Já faz algum tempo que o sell side perde prestígio. As dúvidas em torno de sua pertinência remontam ao início da década passada, quando estourou a bolha das pontocom. Não faltaram na época insinuações de que relatórios enviesados haviam servido de instrumento para bancos de investimento turbinarem seus negócios. Na década seguinte, um novo baque veio com a crise financeira: na tentativa de cortar despesas, os bancos enxugaram seus departamentos de research, considerando que estes não têm relevante contribuição para o lucro. “Já é visível a piora da qualidade dos relatórios de análise. Dificilmente se encontra informações distintas quando se compara o que duas instituições diferentes produziram sobre uma mesma companhia. Isso é sentido inclusive no Brasil”, comenta Luis Fernando Moran, consultor de relações com investidores.

Desafio para as assets

Com o fim da mamata dos relatórios gratuitos, grande parte das gestoras de recursos e dos fundos de investimentos sediados na Europa está optando por incorporar essa despesa, evitando repassá-la aos investidores. Às vésperas de a MiFID II entrar em vigor, o CFA Institute fez um levantamento com uma amostra de 365 profissionais de fundos e assets europeias. Entre os entrevistados, 53% afirmaram que a firma a que eram ligados assumiria os custos com análise, enquanto uma parcela de 15% disse que a empresa os transferiria integralmente aos cotistas. Uma fatia de 21% dos respondentes informou que suas instituições ainda não tinham resolvido o que fazer.

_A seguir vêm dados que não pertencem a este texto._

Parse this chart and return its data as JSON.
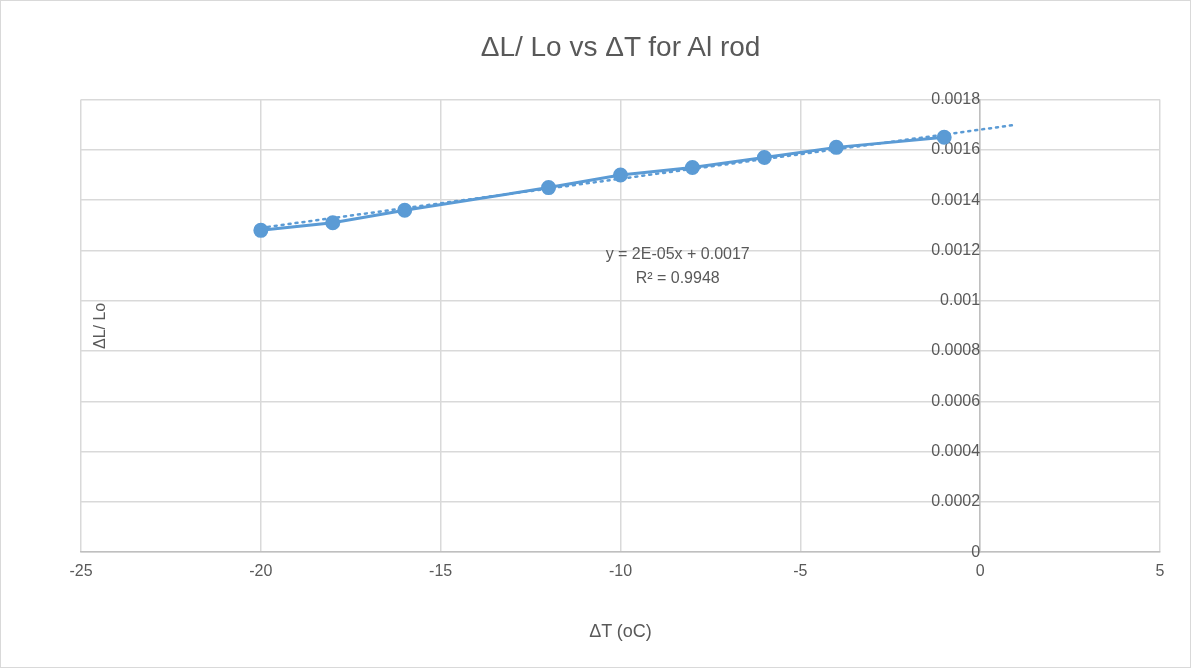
{
  "chart_data": {
    "type": "line",
    "title": "ΔL/ Lo vs ΔT for Al rod",
    "xlabel": "ΔT (oC)",
    "ylabel": "ΔL/ Lo",
    "series": [
      {
        "color": "#5b9bd5",
        "marker": "circle",
        "line_style": "solid",
        "x": [
          -20,
          -18,
          -16,
          -12,
          -10,
          -8,
          -6,
          -4,
          -1
        ],
        "values": [
          0.00128,
          0.00131,
          0.00136,
          0.00145,
          0.0015,
          0.00153,
          0.00157,
          0.00161,
          0.00165
        ]
      },
      {
        "color": "#5b9bd5",
        "marker": "none",
        "line_style": "dotted",
        "x": [
          -20,
          1
        ],
        "values": [
          0.00129,
          0.0017
        ]
      }
    ],
    "annotations": [
      "y = 2E-05x + 0.0017",
      "R² = 0.9948"
    ],
    "xlim": [
      -25,
      5
    ],
    "xticks": [
      -25,
      -20,
      -15,
      -10,
      -5,
      0,
      5
    ],
    "ylim": [
      0,
      0.0018
    ],
    "yticks": [
      0,
      0.0002,
      0.0004,
      0.0006,
      0.0008,
      0.001,
      0.0012,
      0.0014,
      0.0016,
      0.0018
    ],
    "grid": true,
    "legend": false
  }
}
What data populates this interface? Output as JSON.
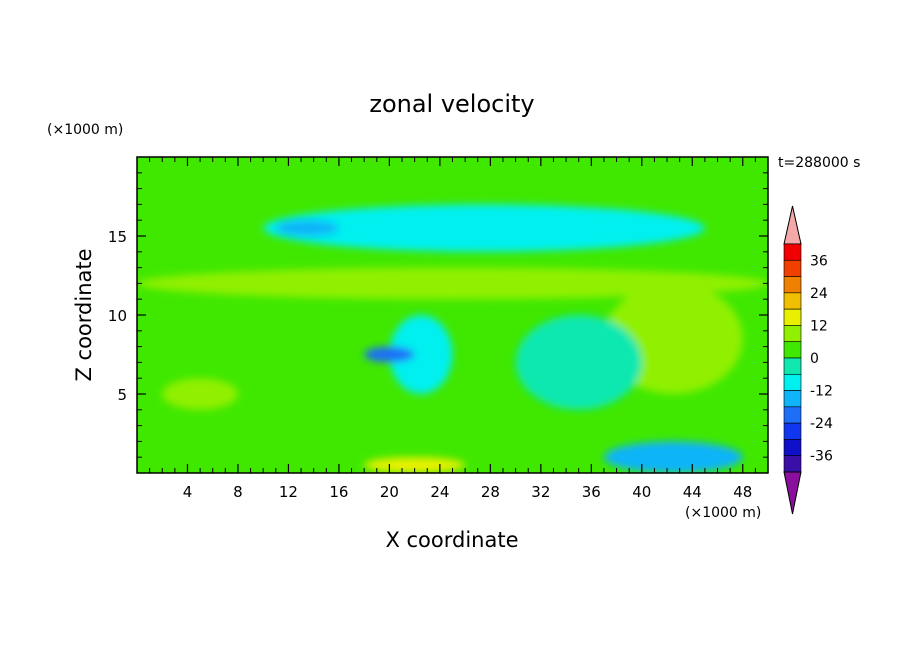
{
  "chart_data": {
    "type": "heatmap",
    "title": "zonal velocity",
    "xlabel": "X coordinate",
    "ylabel": "Z coordinate",
    "x_unit": "(×1000 m)",
    "y_unit": "(×1000 m)",
    "time_label": "t=288000 s",
    "xlim": [
      0,
      50
    ],
    "ylim": [
      0,
      20
    ],
    "x_ticks": [
      4,
      8,
      12,
      16,
      20,
      24,
      28,
      32,
      36,
      40,
      44,
      48
    ],
    "y_ticks": [
      5,
      10,
      15
    ],
    "colorbar": {
      "levels": [
        -42,
        -36,
        -30,
        -24,
        -18,
        -12,
        -6,
        0,
        6,
        12,
        18,
        24,
        30,
        36,
        42
      ],
      "tick_labels": [
        "36",
        "24",
        "12",
        "0",
        "-12",
        "-24",
        "-36"
      ],
      "tick_values": [
        36,
        24,
        12,
        0,
        -12,
        -24,
        -36
      ],
      "colors": [
        "#8a0f9c",
        "#3a0fa8",
        "#1010c8",
        "#1036f0",
        "#1f6ef8",
        "#10b4f8",
        "#00f0f0",
        "#10e8b0",
        "#40e800",
        "#90f000",
        "#e8f000",
        "#f0c000",
        "#f08000",
        "#f04000",
        "#f00000",
        "#f4a8a8"
      ],
      "extend": "both"
    },
    "approx_regions": [
      {
        "x": [
          0,
          50
        ],
        "z": [
          0,
          20
        ],
        "value": 0
      },
      {
        "x": [
          10,
          45
        ],
        "z": [
          14,
          17
        ],
        "value": -8
      },
      {
        "x": [
          11,
          16
        ],
        "z": [
          15,
          16
        ],
        "value": -18
      },
      {
        "x": [
          0,
          50
        ],
        "z": [
          11,
          13
        ],
        "value": 8
      },
      {
        "x": [
          37,
          48
        ],
        "z": [
          5,
          12
        ],
        "value": 10
      },
      {
        "x": [
          20,
          25
        ],
        "z": [
          5,
          10
        ],
        "value": -10
      },
      {
        "x": [
          18,
          22
        ],
        "z": [
          7,
          8
        ],
        "value": -20
      },
      {
        "x": [
          2,
          8
        ],
        "z": [
          4,
          6
        ],
        "value": 10
      },
      {
        "x": [
          30,
          40
        ],
        "z": [
          4,
          10
        ],
        "value": -4
      },
      {
        "x": [
          37,
          48
        ],
        "z": [
          0,
          2
        ],
        "value": -16
      },
      {
        "x": [
          18,
          26
        ],
        "z": [
          0,
          1
        ],
        "value": 12
      }
    ]
  }
}
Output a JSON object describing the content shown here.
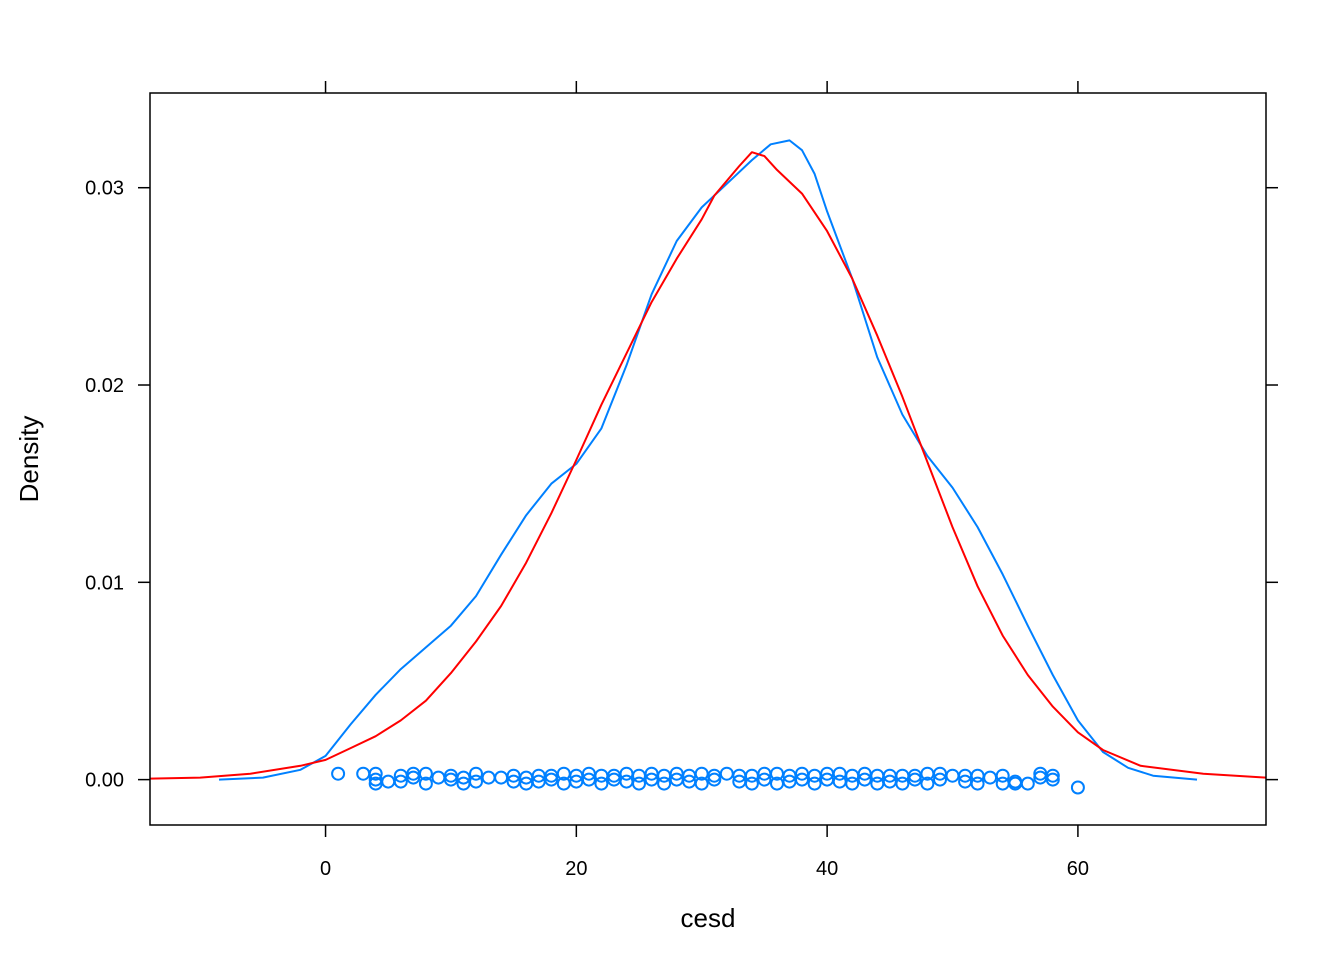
{
  "chart_data": {
    "type": "line",
    "title": "",
    "xlabel": "cesd",
    "ylabel": "Density",
    "xlim": [
      -14,
      75
    ],
    "ylim": [
      -0.0023,
      0.0348
    ],
    "x_ticks": [
      0,
      20,
      40,
      60
    ],
    "x_tick_labels": [
      "0",
      "20",
      "40",
      "60"
    ],
    "y_ticks": [
      0.0,
      0.01,
      0.02,
      0.03
    ],
    "y_tick_labels": [
      "0.00",
      "0.01",
      "0.02",
      "0.03"
    ],
    "grid": false,
    "legend": "none",
    "series": [
      {
        "kind": "line",
        "color": "#0080ff",
        "points": [
          [
            -8.5,
            0.0
          ],
          [
            -5,
            0.0001
          ],
          [
            -2,
            0.0005
          ],
          [
            0,
            0.0012
          ],
          [
            2,
            0.0028
          ],
          [
            4,
            0.0043
          ],
          [
            6,
            0.0056
          ],
          [
            8,
            0.0067
          ],
          [
            10,
            0.0078
          ],
          [
            12,
            0.0093
          ],
          [
            14,
            0.0114
          ],
          [
            16,
            0.0134
          ],
          [
            18,
            0.015
          ],
          [
            20,
            0.016
          ],
          [
            22,
            0.0178
          ],
          [
            24,
            0.021
          ],
          [
            26,
            0.0246
          ],
          [
            28,
            0.0273
          ],
          [
            30,
            0.029
          ],
          [
            32,
            0.0302
          ],
          [
            34,
            0.0314
          ],
          [
            35.5,
            0.0322
          ],
          [
            37,
            0.0324
          ],
          [
            38,
            0.0319
          ],
          [
            39,
            0.0307
          ],
          [
            40,
            0.0288
          ],
          [
            42,
            0.0254
          ],
          [
            44,
            0.0214
          ],
          [
            46,
            0.0185
          ],
          [
            48,
            0.0164
          ],
          [
            50,
            0.0148
          ],
          [
            52,
            0.0128
          ],
          [
            54,
            0.0104
          ],
          [
            56,
            0.0078
          ],
          [
            58,
            0.0053
          ],
          [
            60,
            0.003
          ],
          [
            62,
            0.0014
          ],
          [
            64,
            0.0006
          ],
          [
            66,
            0.0002
          ],
          [
            69.5,
            0.0
          ]
        ]
      },
      {
        "kind": "line",
        "color": "#ff0000",
        "points": [
          [
            -14,
            5e-05
          ],
          [
            -10,
            0.0001
          ],
          [
            -6,
            0.0003
          ],
          [
            -2,
            0.0007
          ],
          [
            0,
            0.001
          ],
          [
            2,
            0.0016
          ],
          [
            4,
            0.0022
          ],
          [
            6,
            0.003
          ],
          [
            8,
            0.004
          ],
          [
            10,
            0.0054
          ],
          [
            12,
            0.007
          ],
          [
            14,
            0.0088
          ],
          [
            16,
            0.011
          ],
          [
            18,
            0.0135
          ],
          [
            20,
            0.0162
          ],
          [
            22,
            0.019
          ],
          [
            24,
            0.0216
          ],
          [
            26,
            0.0242
          ],
          [
            28,
            0.0264
          ],
          [
            30,
            0.0284
          ],
          [
            31,
            0.0296
          ],
          [
            33,
            0.0311
          ],
          [
            34,
            0.0318
          ],
          [
            35,
            0.0316
          ],
          [
            36,
            0.0309
          ],
          [
            38,
            0.0297
          ],
          [
            40,
            0.0278
          ],
          [
            42,
            0.0254
          ],
          [
            44,
            0.0225
          ],
          [
            46,
            0.0194
          ],
          [
            48,
            0.0161
          ],
          [
            50,
            0.0128
          ],
          [
            52,
            0.0098
          ],
          [
            54,
            0.0073
          ],
          [
            56,
            0.0053
          ],
          [
            58,
            0.0037
          ],
          [
            60,
            0.0024
          ],
          [
            62,
            0.0015
          ],
          [
            65,
            0.0007
          ],
          [
            70,
            0.0003
          ],
          [
            75,
            0.0001
          ]
        ]
      },
      {
        "kind": "scatter",
        "color": "#0080ff",
        "points": [
          [
            1,
            0.0003
          ],
          [
            3,
            0.0003
          ],
          [
            4,
            0.0003
          ],
          [
            4,
            0.0
          ],
          [
            4,
            -0.0002
          ],
          [
            5,
            -0.0001
          ],
          [
            6,
            0.0002
          ],
          [
            6,
            -0.0001
          ],
          [
            7,
            0.0001
          ],
          [
            7,
            0.0003
          ],
          [
            8,
            0.0003
          ],
          [
            8,
            -0.0002
          ],
          [
            9,
            0.0001
          ],
          [
            10,
            0.0002
          ],
          [
            10,
            0.0
          ],
          [
            11,
            0.0001
          ],
          [
            11,
            -0.0002
          ],
          [
            12,
            0.0003
          ],
          [
            12,
            -0.0001
          ],
          [
            13,
            0.0001
          ],
          [
            14,
            0.0001
          ],
          [
            15,
            0.0002
          ],
          [
            15,
            -0.0001
          ],
          [
            16,
            0.0001
          ],
          [
            16,
            -0.0002
          ],
          [
            17,
            0.0002
          ],
          [
            17,
            -0.0001
          ],
          [
            18,
            0.0002
          ],
          [
            18,
            0.0
          ],
          [
            19,
            0.0003
          ],
          [
            19,
            -0.0002
          ],
          [
            20,
            0.0002
          ],
          [
            20,
            -0.0001
          ],
          [
            21,
            0.0003
          ],
          [
            21,
            0.0
          ],
          [
            22,
            0.0002
          ],
          [
            22,
            -0.0002
          ],
          [
            23,
            0.0002
          ],
          [
            23,
            0.0
          ],
          [
            24,
            0.0003
          ],
          [
            24,
            -0.0001
          ],
          [
            25,
            0.0002
          ],
          [
            25,
            -0.0002
          ],
          [
            26,
            0.0003
          ],
          [
            26,
            0.0
          ],
          [
            27,
            0.0002
          ],
          [
            27,
            -0.0002
          ],
          [
            28,
            0.0003
          ],
          [
            28,
            0.0
          ],
          [
            29,
            0.0002
          ],
          [
            29,
            -0.0001
          ],
          [
            30,
            0.0003
          ],
          [
            30,
            -0.0002
          ],
          [
            31,
            0.0002
          ],
          [
            31,
            0.0
          ],
          [
            32,
            0.0003
          ],
          [
            33,
            0.0002
          ],
          [
            33,
            -0.0001
          ],
          [
            34,
            0.0002
          ],
          [
            34,
            -0.0002
          ],
          [
            35,
            0.0003
          ],
          [
            35,
            0.0
          ],
          [
            36,
            0.0003
          ],
          [
            36,
            -0.0002
          ],
          [
            37,
            0.0002
          ],
          [
            37,
            -0.0001
          ],
          [
            38,
            0.0003
          ],
          [
            38,
            0.0
          ],
          [
            39,
            0.0002
          ],
          [
            39,
            -0.0002
          ],
          [
            40,
            0.0003
          ],
          [
            40,
            0.0
          ],
          [
            41,
            0.0003
          ],
          [
            41,
            -0.0001
          ],
          [
            42,
            0.0002
          ],
          [
            42,
            -0.0002
          ],
          [
            43,
            0.0003
          ],
          [
            43,
            0.0
          ],
          [
            44,
            0.0002
          ],
          [
            44,
            -0.0002
          ],
          [
            45,
            0.0002
          ],
          [
            45,
            -0.0001
          ],
          [
            46,
            0.0002
          ],
          [
            46,
            -0.0002
          ],
          [
            47,
            0.0002
          ],
          [
            47,
            0.0
          ],
          [
            48,
            0.0003
          ],
          [
            48,
            -0.0002
          ],
          [
            49,
            0.0003
          ],
          [
            49,
            0.0
          ],
          [
            50,
            0.0002
          ],
          [
            51,
            0.0002
          ],
          [
            51,
            -0.0001
          ],
          [
            52,
            0.0002
          ],
          [
            52,
            -0.0002
          ],
          [
            53,
            0.0001
          ],
          [
            54,
            0.0002
          ],
          [
            54,
            -0.0002
          ],
          [
            55,
            -0.0001
          ],
          [
            55,
            -0.0002
          ],
          [
            56,
            -0.0002
          ],
          [
            57,
            0.0003
          ],
          [
            57,
            0.0001
          ],
          [
            58,
            0.0002
          ],
          [
            58,
            0.0
          ],
          [
            60,
            -0.0004
          ]
        ]
      }
    ]
  }
}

A decisão, de fato, não é simples, já que novos custos não costumam ser aceitos com tranquilidade pelos investidores, como pôde perceber a asset global Fidelity. Em dezembro passado, a gestora de recursos, que tinha 2,25 bilhões de dólares sob gestão na época, anunciou que repassaria a seus clientes os custos com pesquisa e análise — o equivalente a 42 milhões de dólares ou a 0,0228% dos 185 bilhões de dólares das carteiras de seus fundos de ações. Dois meses depois voltou atrás, decidindo tirar do próprio bolso o valor. Para o balanço dos fundos, a decisão deve ser positiva, segundo um levantamento da Frost Consulting divulgado pelo jornal Financial Times em setembro deste ano. O trabalho concluiu que, em um universo de cerca de 3 mil fundos e 350 gestoras de recursos espalhados pelo mundo, as firmas que repassam os custos aos cotistas costumam gastar mais dinheiro — isso porque elas acabam não sendo tão criteriosas com a escolha dos relatórios que vão comprar. Fundos que investem em mercados emergentes e transferem o pagamento aos clientes estão gastando, em média, 7,5 vezes mais do que os que arcam com essa despesa.

Mas não são só as assets que estão tendo que aprender a lidar com os impactos da MiFID II. As empresas também. Algumas perderam cobertura dos bancos, o que era esperado nesse cenário. Afinal, com os relatórios pagos, os analistas das instituições financeiras estão dedicando seu tempo apenas às empresas cujos relatórios têm mais procura — no caso, as blue chips. Importante observar que como os bancos globais costumam adotar a mesma estratégia nos vários mercados onde atuam, os impactos da MiFID II já extrapolam o território europeu, conforme mostra uma pesquisa da Australasian Investor Relations Association (Aira) feita neste ano com 54 companhias da região da Ásia e do Pacífico. De acordo com o levantamento da Aira, 40% das empresas entrevistadas disseram ter menos analistas externos cobrindo seus negócios atualmente em comparação com o período de 6 a 18 meses anteriores.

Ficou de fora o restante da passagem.